Descriptive Video Service, or DVS, National Captioning Institute, or NCI, and others provide video description so blind people can "see" what is happening in movies and on TV. Audio description is used with live plays in the same way.
Imagine watching your favorite movie with your eyes shut. No peeking allowed. The movie's a mystery; the clues are mostly visual - a handwritten note shown on the screen but not read aloud, someone looking in a window, a man moving silently down a dark street. Music plays at the end of the movie, but there is no conversation; you don't know who dunnit.
Frustrating, to say the least!
What's the answer?
Ask someone? Okay, providing there is someone around who wants to watch the same movie at the same time.
But what if that someone isn't good at describing things? What if she gets caught up in the story and makes such uninformative remarks as "Oh! Look at that!" or "That is just TOO funny!". By the time all the useless comments are over, you have missed a lot of action.

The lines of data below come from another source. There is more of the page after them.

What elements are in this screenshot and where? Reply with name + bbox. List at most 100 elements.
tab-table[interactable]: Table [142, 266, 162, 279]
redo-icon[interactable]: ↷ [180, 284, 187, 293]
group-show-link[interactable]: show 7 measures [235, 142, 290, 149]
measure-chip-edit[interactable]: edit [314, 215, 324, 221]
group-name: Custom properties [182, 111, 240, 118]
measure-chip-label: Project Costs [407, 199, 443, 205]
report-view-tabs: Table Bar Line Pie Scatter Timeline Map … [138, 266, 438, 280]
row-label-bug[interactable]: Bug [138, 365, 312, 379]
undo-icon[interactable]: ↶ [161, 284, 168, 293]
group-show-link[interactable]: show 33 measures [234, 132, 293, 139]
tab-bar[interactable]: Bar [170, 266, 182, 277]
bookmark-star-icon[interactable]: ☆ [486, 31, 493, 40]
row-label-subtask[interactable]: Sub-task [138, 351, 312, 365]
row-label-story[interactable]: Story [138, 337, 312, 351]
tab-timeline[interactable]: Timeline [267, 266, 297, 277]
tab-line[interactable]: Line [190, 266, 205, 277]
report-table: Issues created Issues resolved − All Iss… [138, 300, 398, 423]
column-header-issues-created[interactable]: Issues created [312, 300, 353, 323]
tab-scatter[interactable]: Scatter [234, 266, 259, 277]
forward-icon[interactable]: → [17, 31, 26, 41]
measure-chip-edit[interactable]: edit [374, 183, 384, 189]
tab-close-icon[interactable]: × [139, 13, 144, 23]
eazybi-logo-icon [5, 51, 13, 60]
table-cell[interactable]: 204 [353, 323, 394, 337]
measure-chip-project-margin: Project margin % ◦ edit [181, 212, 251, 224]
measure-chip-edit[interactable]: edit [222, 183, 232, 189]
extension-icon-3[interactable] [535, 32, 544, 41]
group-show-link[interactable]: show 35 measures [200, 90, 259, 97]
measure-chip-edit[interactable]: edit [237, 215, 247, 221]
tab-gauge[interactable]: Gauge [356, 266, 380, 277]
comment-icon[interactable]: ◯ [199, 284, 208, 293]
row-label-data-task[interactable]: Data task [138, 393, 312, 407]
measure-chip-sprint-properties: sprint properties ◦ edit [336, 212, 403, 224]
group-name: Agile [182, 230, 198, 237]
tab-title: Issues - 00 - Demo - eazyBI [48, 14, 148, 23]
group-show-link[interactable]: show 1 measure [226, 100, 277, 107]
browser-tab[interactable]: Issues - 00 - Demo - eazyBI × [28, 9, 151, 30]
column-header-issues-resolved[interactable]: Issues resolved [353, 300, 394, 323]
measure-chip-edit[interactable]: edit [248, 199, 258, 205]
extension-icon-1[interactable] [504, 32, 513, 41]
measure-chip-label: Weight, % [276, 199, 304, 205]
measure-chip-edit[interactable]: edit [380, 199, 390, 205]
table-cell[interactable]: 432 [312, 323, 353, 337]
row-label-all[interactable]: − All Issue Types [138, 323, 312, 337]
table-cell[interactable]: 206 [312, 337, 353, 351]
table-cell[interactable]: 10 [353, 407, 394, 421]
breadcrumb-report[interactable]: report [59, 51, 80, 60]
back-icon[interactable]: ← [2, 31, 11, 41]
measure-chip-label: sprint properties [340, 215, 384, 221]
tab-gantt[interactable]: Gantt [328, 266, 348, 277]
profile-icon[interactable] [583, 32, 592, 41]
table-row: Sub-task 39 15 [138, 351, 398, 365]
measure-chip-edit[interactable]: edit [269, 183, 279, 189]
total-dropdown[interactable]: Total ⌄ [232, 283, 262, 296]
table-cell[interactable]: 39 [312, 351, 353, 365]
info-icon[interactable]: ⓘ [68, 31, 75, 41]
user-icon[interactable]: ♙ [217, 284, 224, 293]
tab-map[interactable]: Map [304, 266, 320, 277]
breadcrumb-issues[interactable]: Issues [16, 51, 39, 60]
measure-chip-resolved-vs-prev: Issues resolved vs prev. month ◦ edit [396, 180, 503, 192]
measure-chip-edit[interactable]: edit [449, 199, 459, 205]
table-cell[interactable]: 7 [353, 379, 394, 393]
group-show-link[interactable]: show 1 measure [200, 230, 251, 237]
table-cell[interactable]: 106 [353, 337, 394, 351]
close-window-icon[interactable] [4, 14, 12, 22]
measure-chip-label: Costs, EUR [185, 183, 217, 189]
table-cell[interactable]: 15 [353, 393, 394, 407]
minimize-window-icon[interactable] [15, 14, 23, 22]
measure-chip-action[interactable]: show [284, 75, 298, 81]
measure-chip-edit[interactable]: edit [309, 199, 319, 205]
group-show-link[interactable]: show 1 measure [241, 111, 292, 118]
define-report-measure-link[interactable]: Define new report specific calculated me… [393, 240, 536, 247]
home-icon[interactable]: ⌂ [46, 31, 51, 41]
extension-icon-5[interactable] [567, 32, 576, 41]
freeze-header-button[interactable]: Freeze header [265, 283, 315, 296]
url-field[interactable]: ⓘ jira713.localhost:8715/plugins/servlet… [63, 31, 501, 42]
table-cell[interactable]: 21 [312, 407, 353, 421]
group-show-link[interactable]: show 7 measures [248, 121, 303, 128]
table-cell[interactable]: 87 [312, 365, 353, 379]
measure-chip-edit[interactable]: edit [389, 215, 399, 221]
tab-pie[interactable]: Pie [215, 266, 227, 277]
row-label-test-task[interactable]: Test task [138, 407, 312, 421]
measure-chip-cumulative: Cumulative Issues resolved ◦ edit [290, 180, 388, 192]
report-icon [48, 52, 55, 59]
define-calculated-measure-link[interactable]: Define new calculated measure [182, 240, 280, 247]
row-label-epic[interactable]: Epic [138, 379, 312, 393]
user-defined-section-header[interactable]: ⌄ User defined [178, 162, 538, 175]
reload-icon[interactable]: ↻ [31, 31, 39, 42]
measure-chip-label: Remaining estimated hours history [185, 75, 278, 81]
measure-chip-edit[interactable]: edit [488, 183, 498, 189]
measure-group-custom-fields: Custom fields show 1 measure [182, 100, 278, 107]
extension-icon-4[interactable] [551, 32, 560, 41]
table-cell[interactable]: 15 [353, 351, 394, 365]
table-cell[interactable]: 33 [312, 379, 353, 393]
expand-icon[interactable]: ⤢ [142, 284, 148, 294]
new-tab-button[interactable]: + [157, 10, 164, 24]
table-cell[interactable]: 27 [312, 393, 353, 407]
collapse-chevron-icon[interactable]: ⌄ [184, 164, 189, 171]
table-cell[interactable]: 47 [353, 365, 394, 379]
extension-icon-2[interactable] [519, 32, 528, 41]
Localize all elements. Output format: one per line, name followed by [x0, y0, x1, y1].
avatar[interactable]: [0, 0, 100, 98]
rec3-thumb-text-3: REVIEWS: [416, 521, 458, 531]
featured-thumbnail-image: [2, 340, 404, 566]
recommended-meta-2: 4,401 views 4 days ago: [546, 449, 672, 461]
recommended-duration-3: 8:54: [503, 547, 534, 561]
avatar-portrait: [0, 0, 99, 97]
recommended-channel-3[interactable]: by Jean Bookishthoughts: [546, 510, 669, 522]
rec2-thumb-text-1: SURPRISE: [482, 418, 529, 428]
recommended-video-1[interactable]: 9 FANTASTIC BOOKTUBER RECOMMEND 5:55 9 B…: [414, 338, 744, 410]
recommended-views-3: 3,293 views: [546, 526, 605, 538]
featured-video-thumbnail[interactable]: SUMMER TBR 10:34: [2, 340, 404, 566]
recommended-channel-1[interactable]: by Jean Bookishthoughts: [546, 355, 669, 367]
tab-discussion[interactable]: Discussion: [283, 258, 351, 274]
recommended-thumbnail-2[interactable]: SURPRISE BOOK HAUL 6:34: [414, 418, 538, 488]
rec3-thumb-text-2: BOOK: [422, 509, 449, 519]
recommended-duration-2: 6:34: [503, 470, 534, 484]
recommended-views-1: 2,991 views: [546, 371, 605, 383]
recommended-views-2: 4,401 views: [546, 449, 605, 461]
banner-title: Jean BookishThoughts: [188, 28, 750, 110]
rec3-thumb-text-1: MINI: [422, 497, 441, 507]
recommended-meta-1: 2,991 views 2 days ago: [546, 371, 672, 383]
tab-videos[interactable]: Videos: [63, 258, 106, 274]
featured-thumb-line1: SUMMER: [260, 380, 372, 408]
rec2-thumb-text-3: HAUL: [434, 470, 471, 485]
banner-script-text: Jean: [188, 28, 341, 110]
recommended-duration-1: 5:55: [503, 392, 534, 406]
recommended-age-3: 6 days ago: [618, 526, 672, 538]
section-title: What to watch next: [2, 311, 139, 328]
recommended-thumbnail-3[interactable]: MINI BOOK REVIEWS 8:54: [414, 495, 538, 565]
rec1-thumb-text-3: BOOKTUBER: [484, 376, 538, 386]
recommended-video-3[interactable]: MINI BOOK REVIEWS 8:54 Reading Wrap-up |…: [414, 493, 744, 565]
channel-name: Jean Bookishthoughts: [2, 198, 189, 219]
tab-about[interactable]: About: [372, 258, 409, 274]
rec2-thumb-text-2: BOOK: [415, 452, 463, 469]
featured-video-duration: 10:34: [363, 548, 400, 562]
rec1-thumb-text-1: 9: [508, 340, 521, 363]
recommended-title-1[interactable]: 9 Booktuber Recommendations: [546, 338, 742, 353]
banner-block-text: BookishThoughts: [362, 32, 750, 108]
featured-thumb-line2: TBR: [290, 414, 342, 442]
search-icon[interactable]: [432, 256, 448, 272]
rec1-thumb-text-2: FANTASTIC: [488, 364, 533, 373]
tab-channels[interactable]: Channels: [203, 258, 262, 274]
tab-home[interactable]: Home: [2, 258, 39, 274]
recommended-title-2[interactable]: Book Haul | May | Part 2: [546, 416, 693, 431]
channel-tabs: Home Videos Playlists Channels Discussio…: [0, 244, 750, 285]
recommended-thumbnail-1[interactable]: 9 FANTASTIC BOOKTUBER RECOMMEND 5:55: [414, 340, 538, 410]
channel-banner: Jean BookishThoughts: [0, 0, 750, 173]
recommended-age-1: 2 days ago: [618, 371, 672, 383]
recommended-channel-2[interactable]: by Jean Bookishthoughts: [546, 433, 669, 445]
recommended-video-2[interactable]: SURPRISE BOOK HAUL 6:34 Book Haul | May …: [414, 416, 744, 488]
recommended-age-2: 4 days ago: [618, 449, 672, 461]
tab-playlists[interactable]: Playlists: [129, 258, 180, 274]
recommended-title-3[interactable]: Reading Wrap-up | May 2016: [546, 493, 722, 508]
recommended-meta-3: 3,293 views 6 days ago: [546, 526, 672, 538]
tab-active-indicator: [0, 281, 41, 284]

Or what if someone talking in a quiet theater disturbs other people?
Just as closed captioning gives a deaf person information about what is being said, so video and audio description gives a blind or visually impaired person information about what is being seen on the stage or screen.
How does it work?
Video description isn't just someone talking over the movie or program. It is a carefully-written script, professionally recorded on its own "track".
When video description is included on TV programs, it usually can only be heard on the SAP channel (the one that may carry Spanish translations or other information of interest to a specific group of viewers). In theaters, special equipment must be in place for visually impaired customers to hear the track, and headsets are used so as not to disturb others.
Video description is also available on more than 200 home videos. No special equipment is needed - just a TV and a VCR or DVD player.
Live plays are audio described in many theaters. Since live performances may not be exactly the same every time, with tiny changes in timing etc., live audio describers are needed. The describer doesn't just show up and explain what's happening; many hours of preparation are necessary to create the descriptive script and to practice speaking it at just the right moments throughout the play.
Find out if theaters in your area offer audio-described plays by giving them a call. Make sure that you ask for the dates the description is available.
Many Talking Book libraries have DVS and other video-described movies available for free loan to their blind and visually impaired patrons. Call your Talking Book library or visit its website to check on available movies.